Whether or not systemic bias in social media companies’ moderation is afoot, there are certainly legitimate questions surrounding how, exactly, platforms choose to flag and remove certain content. While each companies’ policies are spelled out explicitly in their terms of service, increasing transparency with respect to enforcement of violations should be a high priority in future legislation. With that said, determining the criteria that constitutes bias is nearly impossible, and proposed solutions—such as Rep. Ro Khanna’s support for the Fairness Doctrine to be applied to social media companies—would significantly change the ways in which social media operates.

There is also the integral question of enforcement: if enacted, would it be the government’s role or the company’s role to ensure both that moderation is ideologically equitable and disinformation is adequately quelled? Both possibilities are questionable at best, as either the FCC or Facebook becomes the leading arbiter of truth and fairness.

Removing Section 230 protections for companies that fail to moderate disinformation and/or practice bias, though understandable in principle, would be very difficult to execute.
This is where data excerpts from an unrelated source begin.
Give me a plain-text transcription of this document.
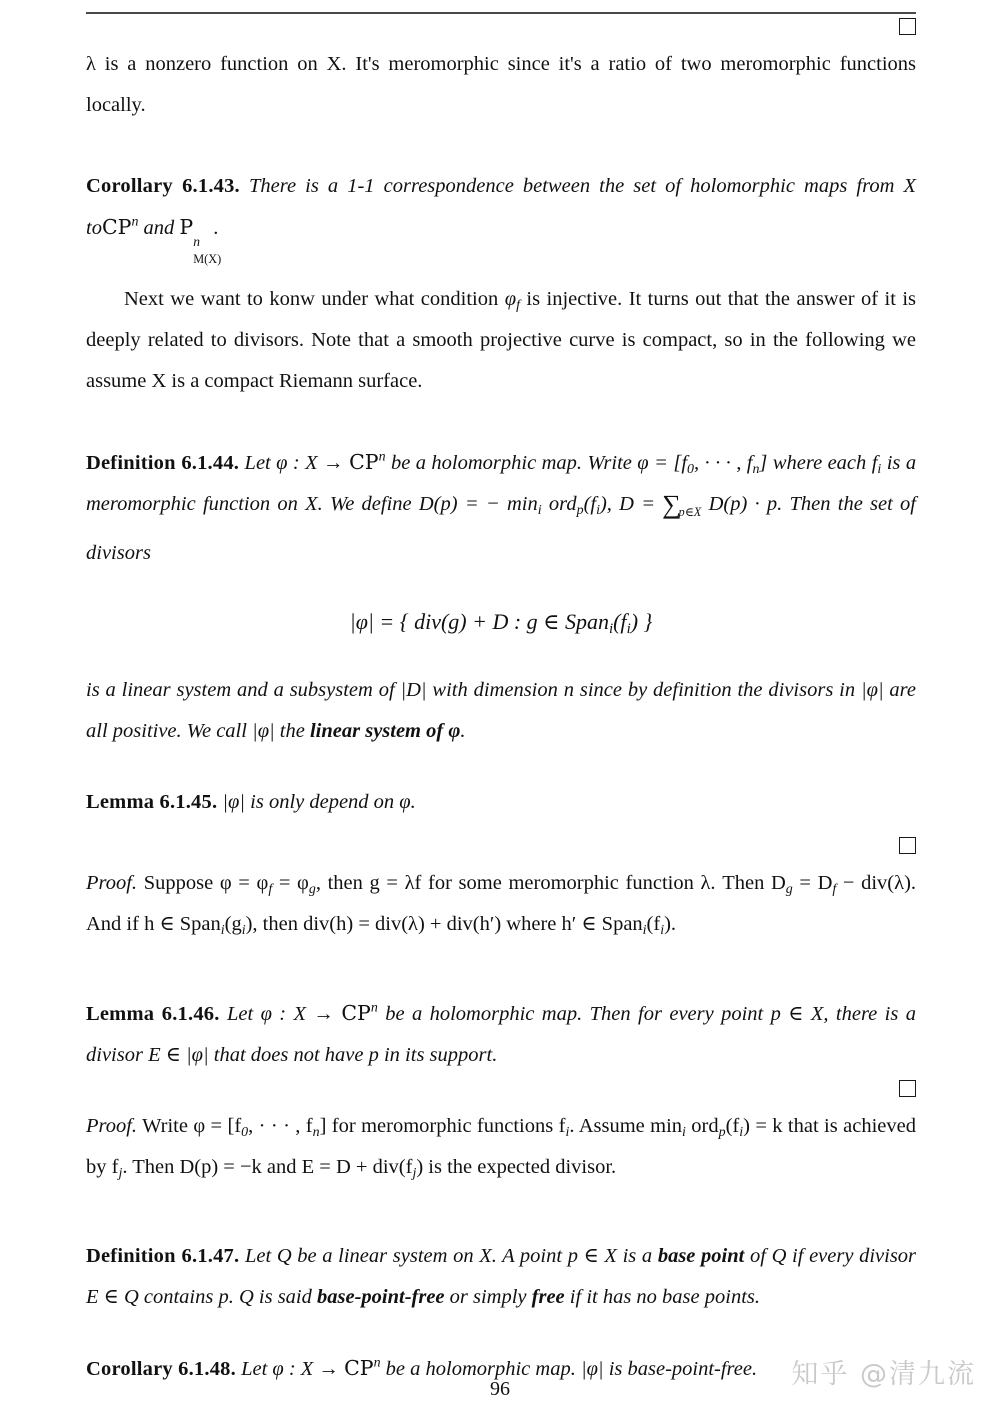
λ is a nonzero function on X. It's meromorphic since it's a ratio of two meromorphic functions locally.
Corollary 6.1.43. There is a 1-1 correspondence between the set of holomorphic maps from X toCP$^n$ and P
n
M(X)
.
Next we want to konw under what condition $\varphi_f$ is injective. It turns out that the answer of it is deeply related to divisors. Note that a smooth projective curve is compact, so in the following we assume X is a compact Riemann surface.
Definition 6.1.44. Let φ : $X \to CP^n$ be a holomorphic map. Write $\varphi = [f_0$, · · · , $f_n$] where each $f_i$ is a meromorphic function on X. We define D(p) = − $\min_i ord_p(f_i)$, $D = \sum_{p\in X}$ D(p) · p. Then the set of divisors
|φ| = { div(g) + D : g ∈ $Span_i(f_i)$ }
is a linear system and a subsystem of |D| with dimension n since by definition the divisors in |φ| are all positive. We call |φ| the linear system of φ.
Lemma 6.1.45. |φ| is only depend on φ.
Proof. Suppose $\varphi = \varphi_f = \varphi_g$, then g = λf for some meromorphic function λ. Then $D_g = D_f - div(\lambda)$. And if h ∈ $Span_i(g_i)$, then div(h) = div(λ) + div(h′) where h′ ∈ $Span_i(f_i)$.
Lemma 6.1.46. Let φ : $X \to CP^n$ be a holomorphic map. Then for every point p ∈ X, there is a divisor E ∈ |φ| that does not have p in its support.
Proof. Write $\varphi = [f_0$, · · · , $f_n$] for meromorphic functions $f_i$. Assume $\min_i ord_p(f_i) = k$ that is achieved by $f_j$. Then D(p) = −k and $E = D + div(f_j)$ is the expected divisor.
Definition 6.1.47. Let Q be a linear system on X. A point p ∈ X is a base point of Q if every divisor E ∈ Q contains p. Q is said base-point-free or simply free if it has no base points.
Corollary 6.1.48. Let φ : $X \to CP^n$ be a holomorphic map. |φ| is base-point-free.
96	知乎 @清九流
Consequences of Regulation

As many technology policy experts have pointed out, eliminating the protections offered by Section 230 would result in far more moderation, not less. Even creating Section 230 carveouts that the vast majority of lawmakers deem reasonable—such as the SESTA-FOSTA Acts, which hold social media platforms liable for enabling sex trafficking—are difficult to implement and enforce. And while additional moderation may seem desirable for those seeking to limit the impact of disinformation campaigns, many of the unique benefits offered by social media platforms would likely be lost.

More precisely, if social media platforms could be held liable for content published on their websites, they would begin to police any content that could be considered inflammatory or offensive. While this would certainly limit some of the extremist content that eventually led to the riot at the Capitol, it would necessarily limit social media’s capacity as a tool for social organization. As consumers of social media are well aware, this capacity has allowed for increased awareness of racial disparities in law enforcement practices, called attention to sexual harassment in the workplace, and has allowed students to campaign for preventing gun violence. With increased liability comes increased policing of potentially provocative content—and with that level of policing, social media as we know it could no longer operate.

In essence, those seeking to regulate social media companies are faced with two divergent, yet equally undesirable paths. On one hand, legislators could opt for widespread limitations on Section 230 protections, which would be impossible to implement without excessive moderation.

Conversely, lawmakers could remove the good faith clause, making social media platforms truly open forums. This route, however, poses a number of additional complications. Such measures reduce a given company’s ability to moderate illegal content and creates a less desirable platform for users. Furthermore, this would likely precipitate a number of legal challenges questioning the government’s power to dictate the business practices of private companies.


It is fair to claim that there needs to be more oversight and transparency with respect to the decision-making of large social media companies, offering clarity on what gets moderated and what does not. However, current proposals centered around Section 230 carveouts—for either failing to moderate or moderating too heavily—would certainly do more harm than good.